Penulis: Ani Susanti | Editor: Mujib Anwar
TRIBUNJATIM.COM - Inilah kondisi Desa Wa’Yagung di dataran tinggi Krayan, Nunukan, Kalimantan Utara.
Desa ini berada di perbatasan Indonesia–Malaysia.
Desa yang tercatat dalam administratif Kecamatan Krayan Timur ini merupakan sebuah desa terisolasi yang berada di tengah hutan, berjarak sekitar 16 km dari ibu kota Kecamatan Krayan Timur.
Menuju ke Desa Wa’Yagung, masyarakat akan menempuh jalanan tanah liat yang akan menjelma menjadi lumpur saat hujan.
Mereka harus menyusuri jalan setapak di hutan, menerobos banyak tanaman hutan yang daunnya dipenuhi lintah.
Bagi warga setempat, mereka punya cara sendiri agar lintah-lintah tersebut tidak menempel di badan dan menyedot darah mereka.
Namun, bagi pendatang, badan mereka akan dipenuhi lintah daun yang menggemuk ketika melewati jalan setapak, masuk Desa Wa’Yagung.
‘’Sekarang ada jalan yang dibuka pemerintah, tapi baru separuh. Cuma sampai Long Umung, itu masih sekitar 12 km lagi menuju desa kami Wa’Yagung,’’ ujar salah satu tokoh masyarakat adat Wa’Yagung, Rian Antoni, saat ditemui, Selasa (7/1/2025).
Jalan yang dibuka pemerintah juga hanya sebatas pembukaan jalan, dan masih jauh dari kata layak.
Masyarakat Desa Wa’Yagung masih bermimpi memiliki akses jalan layak untuk membantu perekonomian mereka.
Masyarakat ingin anak-anak mereka bisa pulang pergi sekolah tanpa harus khawatir terpeleset di jembatan saat hujan.
Baca juga: Nasib Warga Kampung Cisadon Hidup Tanpa Listrik dan Puskesmas, Jalanan Rusak, Kalau Belanja Jauh
Mereka ingin merasakan listrik, juga jaringan internet, seperti masyarakat di desa lainnya.
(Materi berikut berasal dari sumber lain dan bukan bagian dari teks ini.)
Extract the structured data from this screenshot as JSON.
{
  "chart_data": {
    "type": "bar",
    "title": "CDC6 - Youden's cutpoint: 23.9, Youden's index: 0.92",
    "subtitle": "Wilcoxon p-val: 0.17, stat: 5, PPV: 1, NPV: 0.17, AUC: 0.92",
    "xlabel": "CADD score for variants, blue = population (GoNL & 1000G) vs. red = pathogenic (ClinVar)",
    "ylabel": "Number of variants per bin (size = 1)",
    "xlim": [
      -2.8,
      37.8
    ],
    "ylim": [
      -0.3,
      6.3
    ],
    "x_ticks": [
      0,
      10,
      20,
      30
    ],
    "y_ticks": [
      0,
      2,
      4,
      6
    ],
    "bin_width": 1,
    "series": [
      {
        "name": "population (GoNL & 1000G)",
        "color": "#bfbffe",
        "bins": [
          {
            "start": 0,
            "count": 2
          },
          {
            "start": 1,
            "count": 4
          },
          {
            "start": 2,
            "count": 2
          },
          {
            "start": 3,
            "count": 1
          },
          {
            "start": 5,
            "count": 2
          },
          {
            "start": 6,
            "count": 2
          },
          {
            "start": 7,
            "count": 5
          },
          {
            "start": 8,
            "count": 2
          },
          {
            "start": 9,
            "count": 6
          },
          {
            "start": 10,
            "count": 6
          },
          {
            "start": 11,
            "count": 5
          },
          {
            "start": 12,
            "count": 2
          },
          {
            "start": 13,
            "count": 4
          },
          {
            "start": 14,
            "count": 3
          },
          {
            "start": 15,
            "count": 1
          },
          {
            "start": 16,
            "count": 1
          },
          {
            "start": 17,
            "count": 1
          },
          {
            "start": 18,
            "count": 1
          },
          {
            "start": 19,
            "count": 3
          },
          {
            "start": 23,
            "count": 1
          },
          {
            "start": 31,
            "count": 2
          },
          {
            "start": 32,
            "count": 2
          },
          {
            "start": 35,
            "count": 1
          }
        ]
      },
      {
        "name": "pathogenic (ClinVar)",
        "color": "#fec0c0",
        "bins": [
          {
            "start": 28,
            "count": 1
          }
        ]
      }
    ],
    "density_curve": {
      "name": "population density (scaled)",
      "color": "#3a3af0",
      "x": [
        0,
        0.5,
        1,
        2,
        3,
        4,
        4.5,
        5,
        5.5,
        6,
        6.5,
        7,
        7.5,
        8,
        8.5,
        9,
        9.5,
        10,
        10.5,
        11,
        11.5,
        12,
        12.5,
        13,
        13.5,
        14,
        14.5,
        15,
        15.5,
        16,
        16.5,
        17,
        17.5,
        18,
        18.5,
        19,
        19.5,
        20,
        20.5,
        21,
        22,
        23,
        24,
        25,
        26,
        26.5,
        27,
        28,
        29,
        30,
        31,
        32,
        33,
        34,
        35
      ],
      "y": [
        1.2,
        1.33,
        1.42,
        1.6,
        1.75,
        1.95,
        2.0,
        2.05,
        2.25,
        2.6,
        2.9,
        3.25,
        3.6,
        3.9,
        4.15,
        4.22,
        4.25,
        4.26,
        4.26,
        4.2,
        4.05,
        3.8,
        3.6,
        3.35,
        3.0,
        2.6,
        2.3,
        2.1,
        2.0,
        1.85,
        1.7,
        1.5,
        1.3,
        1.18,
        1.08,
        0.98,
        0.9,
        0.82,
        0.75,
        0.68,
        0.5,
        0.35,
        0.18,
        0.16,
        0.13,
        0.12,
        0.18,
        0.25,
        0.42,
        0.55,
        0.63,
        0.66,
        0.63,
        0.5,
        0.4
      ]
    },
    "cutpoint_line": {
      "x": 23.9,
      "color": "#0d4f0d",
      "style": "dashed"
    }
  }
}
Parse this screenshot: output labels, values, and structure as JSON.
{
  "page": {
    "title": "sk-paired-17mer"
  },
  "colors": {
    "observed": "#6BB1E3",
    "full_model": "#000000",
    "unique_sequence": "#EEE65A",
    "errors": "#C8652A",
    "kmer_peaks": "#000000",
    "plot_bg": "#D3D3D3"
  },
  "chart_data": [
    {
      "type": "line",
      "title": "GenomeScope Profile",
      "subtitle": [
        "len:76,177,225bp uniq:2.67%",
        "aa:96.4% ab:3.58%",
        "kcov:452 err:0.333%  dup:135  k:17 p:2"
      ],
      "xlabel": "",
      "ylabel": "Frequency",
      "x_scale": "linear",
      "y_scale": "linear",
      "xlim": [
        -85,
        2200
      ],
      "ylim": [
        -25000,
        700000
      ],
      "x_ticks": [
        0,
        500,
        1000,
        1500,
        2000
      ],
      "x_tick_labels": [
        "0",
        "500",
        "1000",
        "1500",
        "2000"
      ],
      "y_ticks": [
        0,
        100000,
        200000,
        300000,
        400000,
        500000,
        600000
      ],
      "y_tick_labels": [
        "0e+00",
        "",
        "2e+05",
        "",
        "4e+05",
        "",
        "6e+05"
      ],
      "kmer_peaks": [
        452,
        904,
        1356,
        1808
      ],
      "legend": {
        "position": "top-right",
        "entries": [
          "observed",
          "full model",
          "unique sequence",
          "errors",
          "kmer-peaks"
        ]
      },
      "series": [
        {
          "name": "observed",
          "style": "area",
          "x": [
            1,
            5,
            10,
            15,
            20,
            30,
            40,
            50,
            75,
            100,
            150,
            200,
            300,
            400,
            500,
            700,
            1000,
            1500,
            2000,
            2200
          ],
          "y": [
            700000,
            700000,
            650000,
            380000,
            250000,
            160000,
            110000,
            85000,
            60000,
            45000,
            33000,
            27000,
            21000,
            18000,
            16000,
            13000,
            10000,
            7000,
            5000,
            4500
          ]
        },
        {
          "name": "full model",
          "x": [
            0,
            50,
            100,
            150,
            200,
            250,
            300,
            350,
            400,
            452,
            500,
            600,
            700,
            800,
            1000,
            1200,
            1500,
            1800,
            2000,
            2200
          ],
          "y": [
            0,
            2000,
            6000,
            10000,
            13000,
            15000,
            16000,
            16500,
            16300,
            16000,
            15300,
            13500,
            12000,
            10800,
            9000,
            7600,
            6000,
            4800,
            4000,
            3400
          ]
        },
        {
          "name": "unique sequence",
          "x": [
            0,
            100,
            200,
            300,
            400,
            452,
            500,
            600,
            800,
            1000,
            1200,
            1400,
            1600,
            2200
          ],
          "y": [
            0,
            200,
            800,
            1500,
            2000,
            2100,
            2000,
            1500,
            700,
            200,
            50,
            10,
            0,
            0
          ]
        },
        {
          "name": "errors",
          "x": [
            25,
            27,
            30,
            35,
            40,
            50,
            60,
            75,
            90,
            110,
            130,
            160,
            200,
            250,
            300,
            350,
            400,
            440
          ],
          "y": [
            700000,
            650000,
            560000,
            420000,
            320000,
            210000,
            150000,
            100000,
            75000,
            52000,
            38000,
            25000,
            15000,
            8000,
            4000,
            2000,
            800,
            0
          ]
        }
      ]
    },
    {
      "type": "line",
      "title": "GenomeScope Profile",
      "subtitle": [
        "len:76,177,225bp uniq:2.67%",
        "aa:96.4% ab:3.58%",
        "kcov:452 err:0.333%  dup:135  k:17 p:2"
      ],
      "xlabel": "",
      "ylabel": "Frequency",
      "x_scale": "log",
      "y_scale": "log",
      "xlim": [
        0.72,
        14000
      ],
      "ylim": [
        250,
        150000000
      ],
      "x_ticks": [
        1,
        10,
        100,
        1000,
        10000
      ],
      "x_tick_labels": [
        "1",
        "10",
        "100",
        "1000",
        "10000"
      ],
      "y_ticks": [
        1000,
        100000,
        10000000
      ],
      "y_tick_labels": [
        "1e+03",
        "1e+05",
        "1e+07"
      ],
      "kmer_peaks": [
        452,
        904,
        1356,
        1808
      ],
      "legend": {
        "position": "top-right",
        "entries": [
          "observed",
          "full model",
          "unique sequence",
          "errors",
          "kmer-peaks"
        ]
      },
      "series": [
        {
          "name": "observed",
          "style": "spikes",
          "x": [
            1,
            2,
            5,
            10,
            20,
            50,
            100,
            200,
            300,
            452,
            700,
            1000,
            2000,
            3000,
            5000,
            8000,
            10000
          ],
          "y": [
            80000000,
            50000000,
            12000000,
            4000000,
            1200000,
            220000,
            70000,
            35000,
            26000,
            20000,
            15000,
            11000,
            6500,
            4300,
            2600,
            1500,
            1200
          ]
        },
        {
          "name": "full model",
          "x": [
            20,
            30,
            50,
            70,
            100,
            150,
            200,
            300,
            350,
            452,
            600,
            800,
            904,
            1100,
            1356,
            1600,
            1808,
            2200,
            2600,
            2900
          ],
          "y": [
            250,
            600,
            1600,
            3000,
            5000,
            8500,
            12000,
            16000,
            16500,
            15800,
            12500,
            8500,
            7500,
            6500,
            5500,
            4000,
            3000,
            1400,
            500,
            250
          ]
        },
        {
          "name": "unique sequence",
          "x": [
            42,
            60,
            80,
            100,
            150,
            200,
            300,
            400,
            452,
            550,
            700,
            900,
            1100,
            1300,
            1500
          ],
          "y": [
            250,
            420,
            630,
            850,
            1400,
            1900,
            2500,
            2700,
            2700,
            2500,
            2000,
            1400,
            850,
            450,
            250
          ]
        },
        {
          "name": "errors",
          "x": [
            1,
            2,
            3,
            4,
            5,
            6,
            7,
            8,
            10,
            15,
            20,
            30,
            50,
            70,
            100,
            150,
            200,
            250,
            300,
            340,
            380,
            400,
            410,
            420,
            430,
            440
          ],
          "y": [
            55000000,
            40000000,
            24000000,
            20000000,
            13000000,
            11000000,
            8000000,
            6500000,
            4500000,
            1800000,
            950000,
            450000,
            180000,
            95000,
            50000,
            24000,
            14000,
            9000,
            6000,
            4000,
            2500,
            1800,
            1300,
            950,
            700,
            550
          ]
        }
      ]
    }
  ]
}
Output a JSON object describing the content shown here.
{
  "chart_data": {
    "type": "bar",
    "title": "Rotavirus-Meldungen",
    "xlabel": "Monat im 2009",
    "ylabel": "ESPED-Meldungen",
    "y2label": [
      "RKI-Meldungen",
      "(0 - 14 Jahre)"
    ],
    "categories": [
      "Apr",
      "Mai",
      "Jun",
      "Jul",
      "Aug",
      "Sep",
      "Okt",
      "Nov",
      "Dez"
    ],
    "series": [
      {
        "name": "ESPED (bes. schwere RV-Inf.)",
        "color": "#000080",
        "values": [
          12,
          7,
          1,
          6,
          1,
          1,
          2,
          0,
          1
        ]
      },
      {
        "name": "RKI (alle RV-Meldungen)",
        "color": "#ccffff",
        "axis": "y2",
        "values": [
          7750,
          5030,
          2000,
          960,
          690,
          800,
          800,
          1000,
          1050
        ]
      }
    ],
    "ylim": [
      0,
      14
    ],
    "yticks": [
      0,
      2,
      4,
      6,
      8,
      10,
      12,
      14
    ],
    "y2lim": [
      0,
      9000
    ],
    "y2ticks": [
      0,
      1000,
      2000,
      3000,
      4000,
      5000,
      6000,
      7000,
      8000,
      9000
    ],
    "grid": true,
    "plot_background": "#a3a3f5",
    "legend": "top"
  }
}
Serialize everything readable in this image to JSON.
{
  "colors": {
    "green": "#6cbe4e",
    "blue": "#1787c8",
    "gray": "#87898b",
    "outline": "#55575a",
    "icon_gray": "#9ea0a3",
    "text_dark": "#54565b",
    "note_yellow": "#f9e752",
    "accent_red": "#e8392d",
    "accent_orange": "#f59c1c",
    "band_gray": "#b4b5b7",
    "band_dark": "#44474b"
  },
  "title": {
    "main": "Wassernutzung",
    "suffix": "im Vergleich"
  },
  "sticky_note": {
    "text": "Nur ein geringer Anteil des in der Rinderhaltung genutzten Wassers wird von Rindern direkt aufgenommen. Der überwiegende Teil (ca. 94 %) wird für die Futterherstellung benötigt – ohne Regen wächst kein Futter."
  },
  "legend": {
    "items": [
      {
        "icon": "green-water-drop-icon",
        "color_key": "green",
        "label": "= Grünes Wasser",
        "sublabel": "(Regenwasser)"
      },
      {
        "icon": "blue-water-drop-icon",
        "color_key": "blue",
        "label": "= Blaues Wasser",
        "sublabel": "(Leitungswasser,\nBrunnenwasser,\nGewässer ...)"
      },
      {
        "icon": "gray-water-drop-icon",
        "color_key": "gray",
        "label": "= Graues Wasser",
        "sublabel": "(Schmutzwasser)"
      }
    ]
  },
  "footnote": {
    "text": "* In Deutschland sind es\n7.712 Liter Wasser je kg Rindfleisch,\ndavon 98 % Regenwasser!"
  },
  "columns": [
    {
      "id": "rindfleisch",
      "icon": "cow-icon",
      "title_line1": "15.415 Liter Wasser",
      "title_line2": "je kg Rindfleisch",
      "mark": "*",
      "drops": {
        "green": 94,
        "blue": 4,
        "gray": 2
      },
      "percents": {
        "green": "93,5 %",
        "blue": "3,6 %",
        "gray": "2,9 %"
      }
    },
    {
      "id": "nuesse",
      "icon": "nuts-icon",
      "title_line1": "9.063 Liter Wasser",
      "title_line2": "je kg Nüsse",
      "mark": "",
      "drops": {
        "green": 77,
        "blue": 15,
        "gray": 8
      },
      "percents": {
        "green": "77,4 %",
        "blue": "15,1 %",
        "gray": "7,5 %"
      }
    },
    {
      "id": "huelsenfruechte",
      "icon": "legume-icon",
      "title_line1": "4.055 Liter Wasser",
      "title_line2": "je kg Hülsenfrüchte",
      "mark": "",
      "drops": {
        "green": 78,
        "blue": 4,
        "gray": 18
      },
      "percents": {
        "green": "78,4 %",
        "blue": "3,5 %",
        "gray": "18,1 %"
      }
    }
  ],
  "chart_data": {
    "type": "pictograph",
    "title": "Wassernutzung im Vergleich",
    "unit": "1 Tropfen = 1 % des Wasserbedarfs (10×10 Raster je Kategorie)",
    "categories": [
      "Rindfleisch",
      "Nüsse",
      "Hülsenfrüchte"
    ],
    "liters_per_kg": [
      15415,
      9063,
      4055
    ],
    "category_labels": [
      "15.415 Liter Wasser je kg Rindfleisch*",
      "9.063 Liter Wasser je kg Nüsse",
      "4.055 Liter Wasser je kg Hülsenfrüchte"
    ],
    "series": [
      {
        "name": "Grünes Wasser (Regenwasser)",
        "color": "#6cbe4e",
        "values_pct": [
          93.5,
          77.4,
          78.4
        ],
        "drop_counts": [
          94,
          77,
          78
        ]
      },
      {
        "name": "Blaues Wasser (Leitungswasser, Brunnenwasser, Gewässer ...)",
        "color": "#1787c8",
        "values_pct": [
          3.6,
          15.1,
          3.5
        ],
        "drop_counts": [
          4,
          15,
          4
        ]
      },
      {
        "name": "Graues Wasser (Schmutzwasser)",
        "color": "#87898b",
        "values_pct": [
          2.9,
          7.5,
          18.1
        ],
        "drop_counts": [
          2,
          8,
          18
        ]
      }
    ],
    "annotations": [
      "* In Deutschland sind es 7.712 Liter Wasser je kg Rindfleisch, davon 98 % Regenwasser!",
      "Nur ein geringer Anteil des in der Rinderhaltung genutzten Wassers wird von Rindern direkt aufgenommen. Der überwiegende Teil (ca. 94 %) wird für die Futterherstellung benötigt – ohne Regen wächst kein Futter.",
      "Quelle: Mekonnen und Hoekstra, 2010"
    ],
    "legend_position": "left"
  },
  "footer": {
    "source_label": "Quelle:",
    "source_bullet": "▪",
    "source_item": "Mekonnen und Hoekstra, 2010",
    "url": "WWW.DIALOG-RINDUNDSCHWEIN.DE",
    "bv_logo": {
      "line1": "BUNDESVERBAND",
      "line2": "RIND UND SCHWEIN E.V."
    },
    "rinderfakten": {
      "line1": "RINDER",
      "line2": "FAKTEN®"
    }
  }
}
‘’Masyarakat kami kesulitan menjual hasil panen. Buah-buahan membusuk begitu saja karena susahnya akses keluar. Sederhana saja permintaan kami, mohon berikan kami akses jalan yang layak,’’ ujarnya lagi.
Untuk menuju Wa’Yagung, kita harus melewati akses satu satunya, termasuk Jembatan Wa’Yagung yang ada di Long Umung.
Rian mengatakan, kondisi jembatan gantung dengan panjang sekitar 70 meter ini menjadi akses penghubung satu-satunya Wa’Yagung ke Desa Bungayan dan wilayah lain.
Saat ini, kondisinya sudah lapuk dan mengancam nyawa.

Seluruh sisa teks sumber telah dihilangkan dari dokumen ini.